Allegra, colorata e festosa: in una sola parola Carnevale. Da Arlecchino che cuciva il cielo con toppe di cento colori cucite con un raggio di sole, a Pulcinella che nella sua legge è chiaro: a chi ha brutti pensieri sia data una nuova testa, passando per Gianduia che se fosse ministro dello Stato farebbe le case di zucchero con le porte di cioccolato. Di certo durante il periodo di Carnevale, che terminerà il 9 febbraio, ogni città, paese o borgo, assume una dimensione nuova e spensierata, almeno per qualche giorno. Unica parola d’ordine: divertimento. Il Carnevale vanta una storia ed una tradizione tutta sua: sancisce l’inizio della Quaresima, dove è bene non mangiare carne; infatti il nome derisce dal volgare, che letteralmente significa “carne levare”. La storia per secoli ha visto il Carnevale come la festa di passaggio dal vecchio al nuovo anno e gli scherzi rappresentavano proprio la fine del vecchio anno. Festa che trae le sue origini dal mondo contadino che l’attendeva per segnare il passaggio dall’inverno alla primavera: un ciclo di stagioni.
Città del Carnevale è Sarno, che quest’anno attende i numerosi visitatori con “Carnevale Sarnese”. L’appuntamento sarà per il 24, 30, 31 gennaio e poi 7, 8, 9 febbraio.

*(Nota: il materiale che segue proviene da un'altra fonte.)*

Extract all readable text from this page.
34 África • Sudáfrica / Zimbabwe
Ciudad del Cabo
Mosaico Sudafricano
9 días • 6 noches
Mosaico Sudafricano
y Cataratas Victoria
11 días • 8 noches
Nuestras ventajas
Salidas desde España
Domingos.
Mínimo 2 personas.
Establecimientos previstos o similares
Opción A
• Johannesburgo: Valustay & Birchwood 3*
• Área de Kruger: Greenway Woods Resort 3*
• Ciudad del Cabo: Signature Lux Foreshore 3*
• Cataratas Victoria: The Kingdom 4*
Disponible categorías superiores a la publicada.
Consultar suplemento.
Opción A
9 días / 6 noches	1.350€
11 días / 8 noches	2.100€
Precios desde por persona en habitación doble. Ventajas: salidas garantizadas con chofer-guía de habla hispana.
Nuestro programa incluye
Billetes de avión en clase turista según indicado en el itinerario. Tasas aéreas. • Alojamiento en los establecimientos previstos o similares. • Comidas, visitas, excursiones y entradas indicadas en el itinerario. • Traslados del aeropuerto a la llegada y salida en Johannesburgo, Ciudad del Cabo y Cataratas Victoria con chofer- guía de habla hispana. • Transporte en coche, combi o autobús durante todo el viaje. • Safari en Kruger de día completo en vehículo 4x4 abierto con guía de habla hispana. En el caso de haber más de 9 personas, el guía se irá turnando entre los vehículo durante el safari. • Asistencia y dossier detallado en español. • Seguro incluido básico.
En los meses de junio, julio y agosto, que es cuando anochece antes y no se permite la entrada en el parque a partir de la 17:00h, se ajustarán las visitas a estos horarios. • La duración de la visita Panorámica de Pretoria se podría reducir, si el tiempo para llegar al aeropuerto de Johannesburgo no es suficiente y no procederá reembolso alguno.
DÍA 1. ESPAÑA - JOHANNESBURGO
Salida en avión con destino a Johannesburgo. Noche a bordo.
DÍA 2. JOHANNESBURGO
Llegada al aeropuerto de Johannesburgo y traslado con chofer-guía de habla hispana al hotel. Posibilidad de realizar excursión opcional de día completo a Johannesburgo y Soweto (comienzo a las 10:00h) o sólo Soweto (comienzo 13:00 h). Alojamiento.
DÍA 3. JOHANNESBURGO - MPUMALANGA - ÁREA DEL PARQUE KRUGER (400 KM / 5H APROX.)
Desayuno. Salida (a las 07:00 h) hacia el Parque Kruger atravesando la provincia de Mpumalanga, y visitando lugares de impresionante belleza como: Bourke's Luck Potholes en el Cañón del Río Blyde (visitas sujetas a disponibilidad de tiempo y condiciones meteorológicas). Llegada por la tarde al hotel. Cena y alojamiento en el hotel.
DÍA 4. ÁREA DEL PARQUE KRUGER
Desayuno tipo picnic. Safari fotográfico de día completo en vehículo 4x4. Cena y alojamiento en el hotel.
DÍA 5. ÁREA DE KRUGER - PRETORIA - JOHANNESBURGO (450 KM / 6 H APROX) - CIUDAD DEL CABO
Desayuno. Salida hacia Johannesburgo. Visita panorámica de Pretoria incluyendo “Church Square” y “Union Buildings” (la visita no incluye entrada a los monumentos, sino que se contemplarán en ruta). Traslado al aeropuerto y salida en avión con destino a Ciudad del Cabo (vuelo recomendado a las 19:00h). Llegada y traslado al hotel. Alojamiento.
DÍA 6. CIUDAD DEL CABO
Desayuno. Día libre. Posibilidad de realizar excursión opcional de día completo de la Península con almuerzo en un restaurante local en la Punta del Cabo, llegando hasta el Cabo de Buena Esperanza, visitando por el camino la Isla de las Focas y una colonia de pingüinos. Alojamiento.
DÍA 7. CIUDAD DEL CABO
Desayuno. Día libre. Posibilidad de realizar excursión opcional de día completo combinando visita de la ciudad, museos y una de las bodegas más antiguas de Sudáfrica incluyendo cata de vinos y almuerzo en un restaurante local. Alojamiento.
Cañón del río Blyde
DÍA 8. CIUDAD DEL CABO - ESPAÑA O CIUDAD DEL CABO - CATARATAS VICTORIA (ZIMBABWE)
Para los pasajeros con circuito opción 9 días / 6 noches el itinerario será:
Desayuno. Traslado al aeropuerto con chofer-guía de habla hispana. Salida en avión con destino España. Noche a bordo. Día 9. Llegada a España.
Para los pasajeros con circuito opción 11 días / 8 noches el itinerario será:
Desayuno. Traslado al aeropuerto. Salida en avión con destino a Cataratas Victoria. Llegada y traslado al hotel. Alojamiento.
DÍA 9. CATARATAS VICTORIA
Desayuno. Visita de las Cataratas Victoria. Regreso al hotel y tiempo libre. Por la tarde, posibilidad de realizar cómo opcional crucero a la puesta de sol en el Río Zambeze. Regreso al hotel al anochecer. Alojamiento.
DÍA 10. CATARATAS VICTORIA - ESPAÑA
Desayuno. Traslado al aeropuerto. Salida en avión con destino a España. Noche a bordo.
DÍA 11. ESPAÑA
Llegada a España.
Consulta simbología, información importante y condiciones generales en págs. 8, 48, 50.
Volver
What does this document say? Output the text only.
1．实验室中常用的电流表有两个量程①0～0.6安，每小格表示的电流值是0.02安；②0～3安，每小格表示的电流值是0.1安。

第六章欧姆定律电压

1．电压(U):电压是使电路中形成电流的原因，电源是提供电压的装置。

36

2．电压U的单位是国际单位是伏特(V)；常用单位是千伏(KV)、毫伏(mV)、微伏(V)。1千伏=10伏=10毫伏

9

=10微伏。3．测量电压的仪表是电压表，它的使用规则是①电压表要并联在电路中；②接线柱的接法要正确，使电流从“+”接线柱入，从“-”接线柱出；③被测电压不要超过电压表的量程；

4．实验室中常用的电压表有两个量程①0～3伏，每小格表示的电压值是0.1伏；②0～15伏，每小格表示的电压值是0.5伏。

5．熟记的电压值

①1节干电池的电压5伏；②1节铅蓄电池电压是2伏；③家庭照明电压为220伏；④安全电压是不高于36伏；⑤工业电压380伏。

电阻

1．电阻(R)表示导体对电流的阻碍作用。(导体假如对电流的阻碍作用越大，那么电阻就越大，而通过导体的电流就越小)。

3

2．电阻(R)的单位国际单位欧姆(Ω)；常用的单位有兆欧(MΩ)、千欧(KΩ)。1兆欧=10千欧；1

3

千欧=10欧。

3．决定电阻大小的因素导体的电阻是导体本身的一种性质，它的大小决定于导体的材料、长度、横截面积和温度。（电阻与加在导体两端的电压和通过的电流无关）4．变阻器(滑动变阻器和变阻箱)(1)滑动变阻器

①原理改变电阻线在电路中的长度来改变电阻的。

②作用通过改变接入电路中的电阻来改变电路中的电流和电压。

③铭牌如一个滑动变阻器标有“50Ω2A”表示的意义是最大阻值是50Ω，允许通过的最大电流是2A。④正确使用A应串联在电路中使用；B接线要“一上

Spazio ai Quartieri che presenteranno i colori carri, poi domenica 31 gennaio momenti di musica grazie ai gruppi di ballo che si esibiranno, domenica 7 febbraio i gruppi sarnesi al mattino saranno ospiti della città di Nocera Inferiore, poi ampio pomeriggio sarnese ed in serata l’esibizione in piazza cinque maggio del gruppo folk “UHANEMA!”. Lunedì 8 febbraio esibizione dei gruppi di ballo, mentre martedì si potrà ammirare la mascherina d’oro accompagnata dalla sfilata finale dei carri allegorici.
Unisce sacro e profano nel suo Carnevale, San Valentino Torio, il piccolo comune dell’Agro chiamato ad unire i due aspetti. Tra le manifestazioni organizzate è da segnalare “Mestierando”, la prima fiera di arti e mestieri della zona, evento clou delle ultime edizioni. Lo storico Carnevale sanvalentinese, sembra aver perso, negli ultimi anni un po’ del suo entusiasmo.
Quattro giornate di festa per trent’anni di storia per il Carnevale di Striano, che andrà in scena da 6 al 9 febbraio prossimo. E’ considerato da molti il più bello della Campania. Vanta un lungo gemellaggio con il carnevale di Viareggio e fa parte di Carnival Project, risultando tra le migliori manifestazioni carnascialesche d’Europa. I maestosi carri allegorici, realizzati rigorosamente in carta pesta e con altezze che sfiorano i 20 metri, sfileranno a circuito chiuso per le strade di Striano in provincia di Napoli presso il Parco verde. Uno spettacolo unico per grandi e piccini. L’inizio è fissato per sabato 6 febbraio con un ricco cartellone di eventi che daranno vita alle loro maschere tra suoni, balli e coreografie. Poi sfilate di giganteschi carri allegorici in cartapesta in un circuito ad anello nella zona via Farricella-Parco Verde.